Я выехал на МКАД, осторожно тронул ручку настройки. Приемник сразу запел голосом Зыкиной и выдал мощной инструменталкой окончание какой-то жалостливой песни. Я нажал крайнюю клавишу, сзади что-то щелкнуло и вдруг, почти без паузы из невидимых колонок раздался хриплый голос Высоцкого:
«Опасаясь контрразведки.
Избегая жизни светской.
Под английским псевдонимом
Мистер Джон Ланкастер Пек.
Вечно в кожных перчатках
Чтоб не делать отпечатков
Жил в гостинице советской
Несоветский человек»…
Песенка про шпионов. Юморная. А что, Высоцкого крутили по советскому радио? Он же был, кажется, в СССР запрещен. Или слухи сильно преувеличены?

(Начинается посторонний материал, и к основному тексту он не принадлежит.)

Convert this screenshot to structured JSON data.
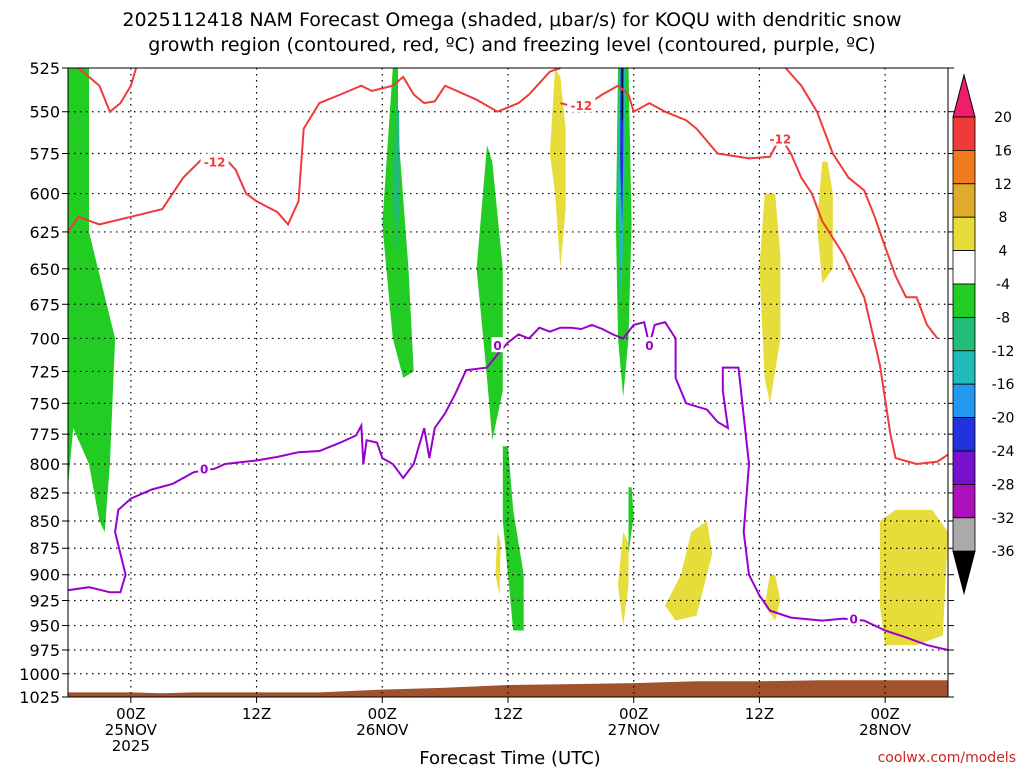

Но это было не радио. Мне вмонтировали в Букашку магнитофон! Прямо в заднюю панель. Не кассетный еще, но вполне компактный. Следующая клавиша отвечала как раз за перемотку, и когда я на нее нажал, музыка из колонок смокла, а сзади за спиной что-то зашуршало, перематывая пленку. И Высоцкий снова запел про удачную операцию советской контрразведки.
Я ехал на машине, за которой охотятся шпионы, слушал песенку про шпионов, и где-то внутри машины была куча шпионских жучков. Очень песенка в тему!
Зины дома не было. Я залез на антресоли, достал магнитофон. Право же, стыдно изобретателю радиотехники то и дело выпрашивать импортный магнитофон у соседа. Хотя «Националь»* у Шпака был хорош. Японский. Работал и от сети, и от батареек. И работал хорошо.
Этот же магнитофон был самодельный. Довольно простой лентопротяжный механизм, головки звукоснимателя, валы и пасики. Даже не магнитофон, а скорее — приставка. Ничего такого, отвечающего за воспроизведение звука я не заметил. Выход был только на наушники. Типа аудиоплеер. А вот поломку я нашел почти сразу. Пасик лопнул. Резиновое колечко. Подходящего по размеру не нашел, пришлось спускаться в «Радиотехнику», покупать.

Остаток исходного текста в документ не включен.